The problem is that, according to an analysis by the Environmental Working Group, half of all of Trump’s Market Facilitation Program subsidies went to the 10 percent largest farms in the country, while the bottom 80 percent received an average payment of just over $5,000. When a used tractor costs at least $20,000, you get a sense of how little that subsidy will do to change things for most farmers.
Meanwhile, the food system itself not only ends up discarding massive amounts of “waste” like the dumped produce I mentioned at the start, but also devastating the environment and our bodies.

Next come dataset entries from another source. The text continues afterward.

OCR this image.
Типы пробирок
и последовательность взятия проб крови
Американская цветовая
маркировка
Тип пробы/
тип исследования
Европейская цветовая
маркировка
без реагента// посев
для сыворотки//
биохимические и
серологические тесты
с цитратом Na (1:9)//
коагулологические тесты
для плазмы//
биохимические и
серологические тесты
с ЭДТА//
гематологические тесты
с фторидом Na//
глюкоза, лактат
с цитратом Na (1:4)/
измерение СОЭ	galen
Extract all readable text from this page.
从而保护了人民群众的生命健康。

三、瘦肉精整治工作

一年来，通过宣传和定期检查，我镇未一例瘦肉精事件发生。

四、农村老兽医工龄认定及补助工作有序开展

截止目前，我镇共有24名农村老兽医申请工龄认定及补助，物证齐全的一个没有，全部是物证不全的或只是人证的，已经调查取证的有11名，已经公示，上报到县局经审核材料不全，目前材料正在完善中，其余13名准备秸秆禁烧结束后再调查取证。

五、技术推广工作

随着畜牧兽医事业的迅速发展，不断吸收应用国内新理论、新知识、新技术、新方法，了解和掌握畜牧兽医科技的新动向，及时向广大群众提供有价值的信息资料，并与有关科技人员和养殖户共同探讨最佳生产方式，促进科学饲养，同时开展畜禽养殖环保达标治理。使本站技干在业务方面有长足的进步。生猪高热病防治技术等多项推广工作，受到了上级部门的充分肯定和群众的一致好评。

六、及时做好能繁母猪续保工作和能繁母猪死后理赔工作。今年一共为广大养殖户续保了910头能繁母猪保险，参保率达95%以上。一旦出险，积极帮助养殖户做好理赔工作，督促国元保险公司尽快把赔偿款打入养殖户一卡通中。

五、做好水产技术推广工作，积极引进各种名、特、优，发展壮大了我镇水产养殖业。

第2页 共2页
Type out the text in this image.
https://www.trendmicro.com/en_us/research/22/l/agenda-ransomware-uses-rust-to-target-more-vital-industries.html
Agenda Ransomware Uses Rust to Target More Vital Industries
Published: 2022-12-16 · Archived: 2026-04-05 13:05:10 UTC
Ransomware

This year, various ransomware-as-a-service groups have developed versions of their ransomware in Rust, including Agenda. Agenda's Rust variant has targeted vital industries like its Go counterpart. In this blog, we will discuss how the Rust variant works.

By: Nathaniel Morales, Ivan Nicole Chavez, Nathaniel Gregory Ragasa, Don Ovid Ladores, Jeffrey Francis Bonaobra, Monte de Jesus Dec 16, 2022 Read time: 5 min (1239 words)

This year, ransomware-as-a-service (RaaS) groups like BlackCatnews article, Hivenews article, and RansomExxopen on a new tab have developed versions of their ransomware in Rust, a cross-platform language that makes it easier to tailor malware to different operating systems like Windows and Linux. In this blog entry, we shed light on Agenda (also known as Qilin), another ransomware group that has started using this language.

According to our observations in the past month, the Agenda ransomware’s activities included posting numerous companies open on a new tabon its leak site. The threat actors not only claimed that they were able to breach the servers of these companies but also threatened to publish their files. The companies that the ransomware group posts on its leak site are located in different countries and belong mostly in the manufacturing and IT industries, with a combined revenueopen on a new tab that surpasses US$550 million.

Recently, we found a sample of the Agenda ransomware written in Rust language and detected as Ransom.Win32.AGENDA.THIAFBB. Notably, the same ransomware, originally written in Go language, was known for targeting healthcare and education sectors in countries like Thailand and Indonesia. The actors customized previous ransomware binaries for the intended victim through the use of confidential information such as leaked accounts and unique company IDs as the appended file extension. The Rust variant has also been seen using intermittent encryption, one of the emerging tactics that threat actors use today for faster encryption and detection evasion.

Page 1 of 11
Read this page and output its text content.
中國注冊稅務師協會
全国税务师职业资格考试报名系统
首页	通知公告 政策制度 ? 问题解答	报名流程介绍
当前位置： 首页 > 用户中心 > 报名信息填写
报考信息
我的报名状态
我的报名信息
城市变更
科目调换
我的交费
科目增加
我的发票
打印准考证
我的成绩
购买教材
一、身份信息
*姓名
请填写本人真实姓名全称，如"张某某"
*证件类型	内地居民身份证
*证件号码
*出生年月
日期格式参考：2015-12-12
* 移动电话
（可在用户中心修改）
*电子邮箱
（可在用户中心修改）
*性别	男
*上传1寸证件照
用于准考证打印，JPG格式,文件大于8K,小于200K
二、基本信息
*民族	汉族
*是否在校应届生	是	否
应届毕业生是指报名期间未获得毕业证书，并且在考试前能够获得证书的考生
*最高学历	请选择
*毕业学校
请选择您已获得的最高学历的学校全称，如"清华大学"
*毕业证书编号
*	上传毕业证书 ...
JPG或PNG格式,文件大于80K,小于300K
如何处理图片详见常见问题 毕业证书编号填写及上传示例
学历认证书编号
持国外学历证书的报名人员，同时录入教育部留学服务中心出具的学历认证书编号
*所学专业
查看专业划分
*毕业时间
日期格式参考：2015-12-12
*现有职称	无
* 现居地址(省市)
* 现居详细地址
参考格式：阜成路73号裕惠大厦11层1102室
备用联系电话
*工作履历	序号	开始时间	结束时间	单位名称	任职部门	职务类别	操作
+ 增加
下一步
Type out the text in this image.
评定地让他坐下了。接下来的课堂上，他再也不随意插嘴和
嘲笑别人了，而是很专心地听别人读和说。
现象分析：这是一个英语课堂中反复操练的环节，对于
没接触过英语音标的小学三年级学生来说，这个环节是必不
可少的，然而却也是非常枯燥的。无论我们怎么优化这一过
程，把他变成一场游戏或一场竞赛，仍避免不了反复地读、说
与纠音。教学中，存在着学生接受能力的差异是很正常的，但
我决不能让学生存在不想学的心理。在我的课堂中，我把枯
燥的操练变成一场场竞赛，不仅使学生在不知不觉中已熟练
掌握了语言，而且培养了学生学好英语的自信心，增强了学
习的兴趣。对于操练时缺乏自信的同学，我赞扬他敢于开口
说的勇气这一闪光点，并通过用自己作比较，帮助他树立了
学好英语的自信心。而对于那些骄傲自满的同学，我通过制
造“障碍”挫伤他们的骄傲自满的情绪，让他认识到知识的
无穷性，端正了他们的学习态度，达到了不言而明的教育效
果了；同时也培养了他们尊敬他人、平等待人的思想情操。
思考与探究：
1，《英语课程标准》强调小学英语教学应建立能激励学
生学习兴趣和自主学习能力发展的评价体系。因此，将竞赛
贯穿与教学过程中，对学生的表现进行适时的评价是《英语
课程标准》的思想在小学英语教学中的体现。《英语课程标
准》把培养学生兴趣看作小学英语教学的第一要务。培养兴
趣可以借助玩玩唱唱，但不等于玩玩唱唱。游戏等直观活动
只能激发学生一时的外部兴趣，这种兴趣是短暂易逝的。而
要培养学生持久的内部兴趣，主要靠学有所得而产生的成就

Nitrate run-off causes harmful algae blooms in surface water from the Gulf Coast to the Great Lakes, putting drinking water supplies and fish stocks in jeopardy. In western Wisconsin earlier this year, a county commission threatened to sue journalists who didn’t share water quality studies verbatim. Meanwhile, grain-fed animals show higher levels of omega-6 acids. These promote inflammation, which has been linked to cancer.
So, “Voting with your fork” isn’t enough to change the corporate systems that control agriculture, as reporter Sarah Mock has so deftly explained. In an earlier post, Bill Hogseth described some of the structural changes that could help, like taking anti-trust action against some of the big agribusiness firms. In such a context, it’s hard to see how getting back to “normal” works for anyone but the ag executives who earn salaries like Vilsack’s.